Image source www.aroma-essence.eu

Biofresh

Rose of Bulgaria Lady’s – a very faithful tea rose with a bit of greenery at the beginning, quite reminiscent of Tea Rose from Perfumer’s Workshop.

Rose of Bulgaria Kids – delicate, light, optimistic scent of fruity rose, without alcohol in a gel consistency. Excellent endurance.

Priz

Rose Perfume Essence – faint scent of delicate roses with greenery and a bit of musk. Not bothering, but really very weak.

Nature of Agiva

Roses – first weird, alcohol with rose oil, then when it settles down, quite heavy, oily, in warm weather a little uncomfortable, later it evolves into a pleasant, slightly waxy heavier rose, not unlike Lyric EdP (so I didn’t want to compare the quality, rather the overall tone and atmosphere of the scent, even though the quality is bearable here, so for the price).
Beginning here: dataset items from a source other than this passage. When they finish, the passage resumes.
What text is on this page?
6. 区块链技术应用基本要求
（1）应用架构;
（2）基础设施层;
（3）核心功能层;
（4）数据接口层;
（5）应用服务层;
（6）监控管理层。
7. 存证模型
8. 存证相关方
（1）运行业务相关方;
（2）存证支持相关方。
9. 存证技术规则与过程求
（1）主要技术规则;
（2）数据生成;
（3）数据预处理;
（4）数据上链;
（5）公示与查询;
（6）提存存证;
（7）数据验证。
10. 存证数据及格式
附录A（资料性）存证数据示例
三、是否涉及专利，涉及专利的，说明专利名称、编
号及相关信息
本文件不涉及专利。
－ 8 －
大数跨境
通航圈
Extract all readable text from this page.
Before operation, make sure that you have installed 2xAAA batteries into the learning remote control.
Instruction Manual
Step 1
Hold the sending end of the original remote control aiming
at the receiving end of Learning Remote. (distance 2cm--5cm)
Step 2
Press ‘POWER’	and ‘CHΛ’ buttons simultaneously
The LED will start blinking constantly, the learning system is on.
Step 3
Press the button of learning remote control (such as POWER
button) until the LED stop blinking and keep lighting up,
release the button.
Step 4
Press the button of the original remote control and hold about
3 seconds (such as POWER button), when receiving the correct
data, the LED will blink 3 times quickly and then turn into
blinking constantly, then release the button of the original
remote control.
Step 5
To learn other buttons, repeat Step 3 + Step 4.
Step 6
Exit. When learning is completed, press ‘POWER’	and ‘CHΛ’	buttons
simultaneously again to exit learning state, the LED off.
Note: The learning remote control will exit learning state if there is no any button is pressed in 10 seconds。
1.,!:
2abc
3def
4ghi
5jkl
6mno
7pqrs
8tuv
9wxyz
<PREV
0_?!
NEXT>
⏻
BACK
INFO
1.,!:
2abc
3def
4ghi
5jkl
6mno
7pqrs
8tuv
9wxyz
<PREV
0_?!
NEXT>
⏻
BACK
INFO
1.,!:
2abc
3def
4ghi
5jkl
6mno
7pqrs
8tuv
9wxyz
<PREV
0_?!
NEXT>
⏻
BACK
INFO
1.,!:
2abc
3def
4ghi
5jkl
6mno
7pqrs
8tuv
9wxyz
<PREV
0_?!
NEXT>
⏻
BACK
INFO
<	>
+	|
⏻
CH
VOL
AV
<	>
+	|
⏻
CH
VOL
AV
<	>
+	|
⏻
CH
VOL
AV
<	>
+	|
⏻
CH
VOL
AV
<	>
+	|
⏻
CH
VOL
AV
It lasts a long time, waxiness is leaving sooner than the rose aroma, which is definitely pleasant. I probably wouldn’t wear it, but as a heavier rose soliflor bearable. A bit boring, but for example, in my opinion, an ideal material for layering.

Bulgarian Rosa Karlovo

Lady’s Joy Melody – an indefinite start at first, from which something like a heavier oily rose really peels out. Unfortunately, an exotic animal (no, I’m not an expert on the Bulgarian fauna) gets attached to it and persistently refuses to leave, even though someone has gained courage and is trying to drive him away by throwing loukhum cubes. With the help of a candy trigger, the rose later breaks through its odeur, but the result is still relatively poor. It is possible that admirers of oriental scents would see it all differently, but it is not my style. Definitely not.

Rosa Invest Kapital

Perfume from Bulgaria – a very clear and distinctive scent of rose oil. Unbelievable endurance, it even survived a shower and swimming in the sea.